Justice U.C.Banerjee presented his report to the railways ministry, two months after he inspected the train coach again in which 59 Hindu pilgrims were burnt alive.
The pilgrims were burnt alive at the Godhra rail station on February 27, 2002, blamed on a suspected Muslim mob. Thousands were later charred to death, mainly Muslims, in reprisal attacks which followed the Sabarmati Express carnage.
The report says the fire originated from inside the compartment and no external substance was used to set fire to the train.

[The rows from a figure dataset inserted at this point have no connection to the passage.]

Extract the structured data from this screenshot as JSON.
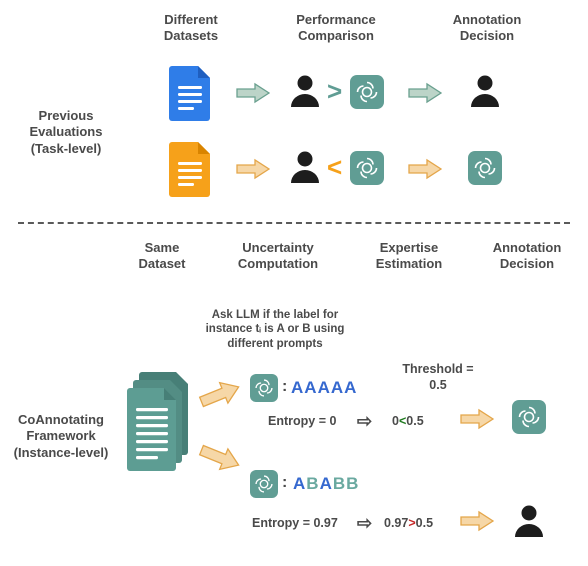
{
  "colors": {
    "text": "#4a4a4a",
    "blue_doc": "#2f7de8",
    "blue_doc_dark": "#1f5fc0",
    "orange_doc": "#f6a11a",
    "orange_doc_dark": "#d98400",
    "teal": "#609d94",
    "teal_doc": "#5d9d93",
    "black": "#1d1d1d",
    "arrow_teal": "#bcd4c8",
    "arrow_teal_stroke": "#6aa08f",
    "arrow_orange": "#f6d7a7",
    "arrow_orange_stroke": "#e4a64a",
    "dash": "#5a5a5a",
    "letters_A": "#3568cf",
    "letters_B": "#6aa9a0",
    "cmp_green": "#1f7a1f",
    "cmp_red": "#c62828"
  },
  "top": {
    "headers": {
      "datasets": "Different\nDatasets",
      "comparison": "Performance\nComparison",
      "decision": "Annotation\nDecision"
    },
    "side_label": "Previous\nEvaluations\n(Task-level)",
    "cmp_gt": ">",
    "cmp_lt": "<"
  },
  "bottom": {
    "headers": {
      "dataset": "Same\nDataset",
      "uncertainty": "Uncertainty\nComputation",
      "expertise": "Expertise\nEstimation",
      "decision": "Annotation\nDecision"
    },
    "side_label": "CoAnnotating\nFramework\n(Instance-level)",
    "prompt_label": "Ask LLM if the label for\ninstance tᵢ is A or B using\ndifferent prompts",
    "row1": {
      "letters": "AAAAA",
      "letter_colors": [
        "A",
        "A",
        "A",
        "A",
        "A"
      ],
      "entropy_label": "Entropy = ",
      "entropy_value": "0",
      "threshold_label": "Threshold =",
      "threshold_value": "0.5",
      "expr_left": "0",
      "expr_cmp": "<",
      "expr_right": "0.5"
    },
    "row2": {
      "letters": "ABABB",
      "letter_colors": [
        "A",
        "B",
        "A",
        "B",
        "B"
      ],
      "entropy_label": "Entropy = ",
      "entropy_value": "0.97",
      "expr_left": "0.97",
      "expr_cmp": ">",
      "expr_right": "0.5"
    }
  }
}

"In the event the cause of fire being an inflammable liquid it would in fact catch fire upon ignition immediately. There would thus be a change of total sequential aspect to it first the flame, then the smell and lastly the smoke. The factum of user of an inflammable liquid in the coach in my view stands completely ruled out. But since there fire was there it cannot but be concluded that the fire originated in the coach itself without any external input," Banerjee told a news conference here.
Meanwhile, main opposition Bharatiya Janata Party (BJP) said the report had no legal binding.
"Commission of enquiry and trial judge has sufficient evidence. They have a legal statutory basis to what they are doing. In a hurried exercise a railway gives the report this is not in any way a substitute to the criminal trial," BJP spokesperson Arun Jaitley said.
Jaitley also said the report's timings were coinciding with the forthcoming assembly polls in Bihar, the Railways Minister Lalu Prasad Yadav.
"We had said it earlier also that the committee which has been formed was to distract people from the Bihar elections. And the timing of the report proves it true that the committee which was ormed by Lalu Prasad Yadav was keeping in mind the Bihar elections. And further comments will be made after we have read the report," he said.
Warning of strict action against those exploiting religion to influence the electorate, Chief Election Commissioner T.S. Krishnamurthy today said it would be "unfortunate" if parties rake the Justice U C Banerjee report on Godhra incident during the elections.